By Matthew D. Gailey | Gailey Law Group
Northsiders, like all Americans, often believe in having the American Dream. One of the main aspects of the American Dream is to own your own home. Legally, there are many steps to purchasing and owning a home. This month’s article will focus on defining some of the main concepts of acquiring a home of your own.
Firstly, a term that is used when discussing property is “deed.” A deed in Pennsylvania is a document in writing that is used to transfer ownership of property from one party (the grantor) to another party (the grantee). The deed must describe the property and disclose the current owner and the new owner.
There are different types of deeds as well. A general warranty deed covers the property’s entire history and asserts that there are no defects with any past transfers. A quit claim deed, most often used with family members, transfers interest in property. A special warranty deed only warrants against anything that occurred during the current owner’s ownership, and nothing before. Essentially, a “deed” is the document that details who owns the property.

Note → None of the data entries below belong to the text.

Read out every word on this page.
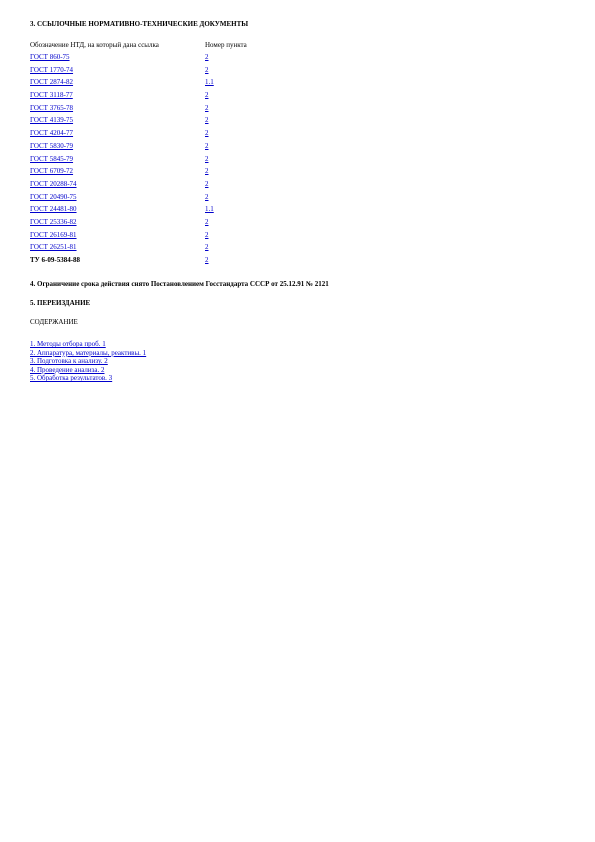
3. ССЫЛОЧНЫЕ НОРМАТИВНО-ТЕХНИЧЕСКИЕ ДОКУМЕНТЫ
Обозначение НТД, на который дана ссылка	Номер пункта
ГОСТ 860-75	2
ГОСТ 1770-74	2
ГОСТ 2874-82	1.1
ГОСТ 3118-77	2
ГОСТ 3765-78	2
ГОСТ 4139-75	2
ГОСТ 4204-77	2
ГОСТ 5830-79	2
ГОСТ 5845-79	2
ГОСТ 6709-72	2
ГОСТ 20288-74	2
ГОСТ 20490-75	2
ГОСТ 24481-80	1.1
ГОСТ 25336-82	2
ГОСТ 26169-81	2
ГОСТ 26251-81	2
ТУ 6-09-5384-88	2
4. Ограничение срока действия снято Постановлением Госстандарта СССР от 25.12.91 № 2121
5. ПЕРЕИЗДАНИЕ
СОДЕРЖАНИЕ
1. Методы отбора проб. 1
2. Аппаратура, материалы, реактивы. 1
3. Подготовка к анализу. 2
4. Проведение анализа. 2
5. Обработка результатов. 3
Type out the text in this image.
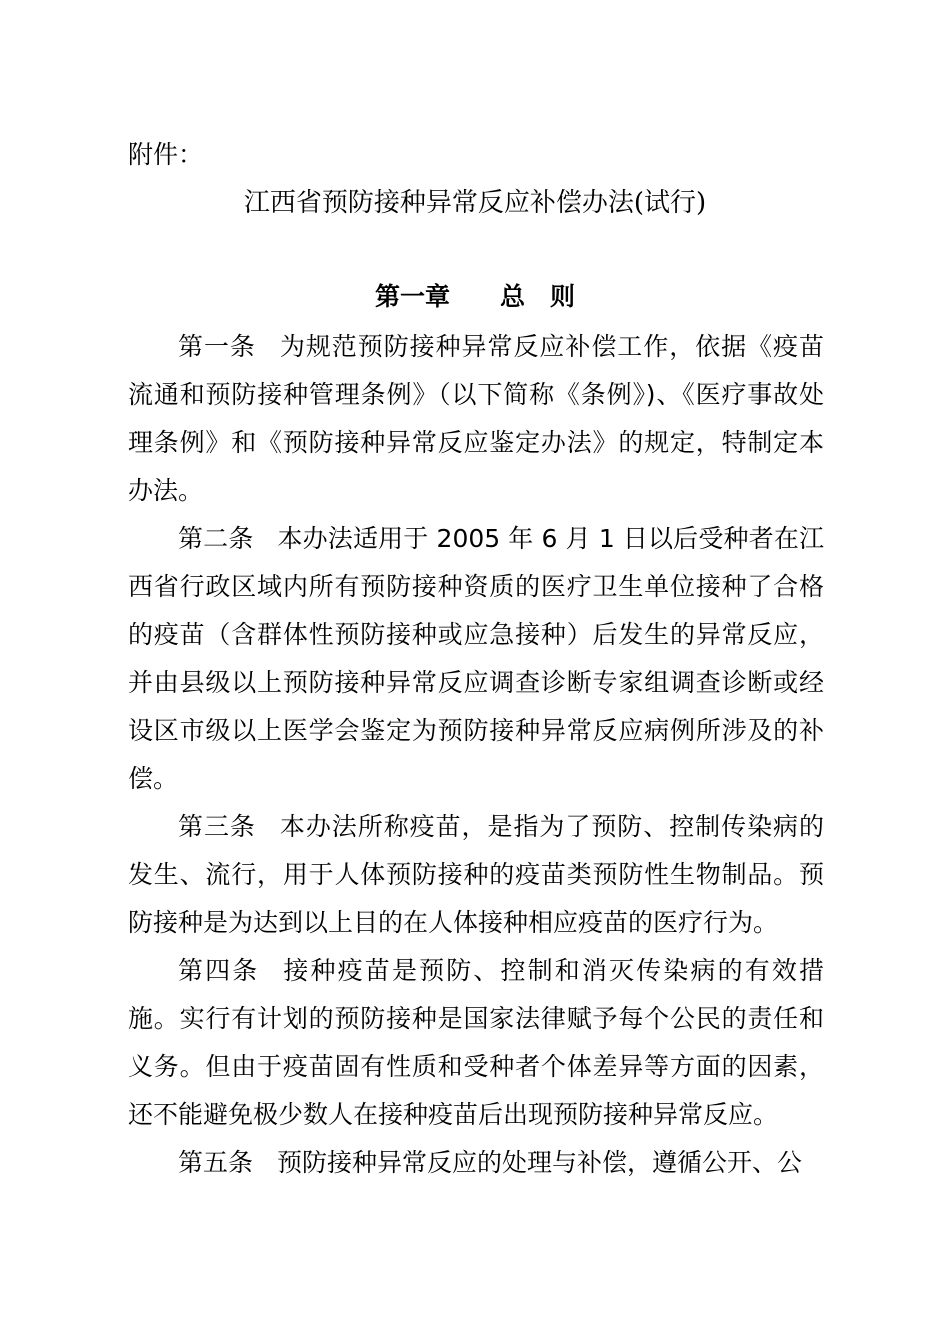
附件：
江西省预防接种异常反应补偿办法(试行)
第一章　　总　则

第一条 为规范预防接种异常反应补偿工作，依据《疫苗流通和预防接种管理条例》（以下简称《条例》)、《医疗事故处理条例》和《预防接种异常反应鉴定办法》的规定，特制定本办法。

第二条 本办法适用于 2005 年 6 月 1 日以后受种者在江西省行政区域内所有预防接种资质的医疗卫生单位接种了合格的疫苗（含群体性预防接种或应急接种）后发生的异常反应，并由县级以上预防接种异常反应调查诊断专家组调查诊断或经设区市级以上医学会鉴定为预防接种异常反应病例所涉及的补偿。

第三条 本办法所称疫苗，是指为了预防、控制传染病的发生、流行，用于人体预防接种的疫苗类预防性生物制品。预防接种是为达到以上目的在人体接种相应疫苗的医疗行为。

第四条 接种疫苗是预防、控制和消灭传染病的有效措施。实行有计划的预防接种是国家法律赋予每个公民的责任和义务。但由于疫苗固有性质和受种者个体差异等方面的因素，还不能避免极少数人在接种疫苗后出现预防接种异常反应。

第五条 预防接种异常反应的处理与补偿，遵循公开、公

Secondly, a term that is used when discussing property is “title.” Title refers to how a property is owned; namely what rights are held by the owners in respect to the property. In Pennsylvania, for a transaction to be valid, good title must be passed, meaning that the owners must possess an aggregate of legally transferrable ownership rights. For this reason, title searches are conducted prior to every sale of the property to ensure that a seller has good title.
Finally, there are numerous ways that a property can be owned. For instance, a person can hold property in fee simple, a life estate, or have a concurrent ownership with another like tenants in common or a tenancy by the entirety (usually between spouses). It is important if a person is acquiring property to know exactly what type of arrangement they are entering.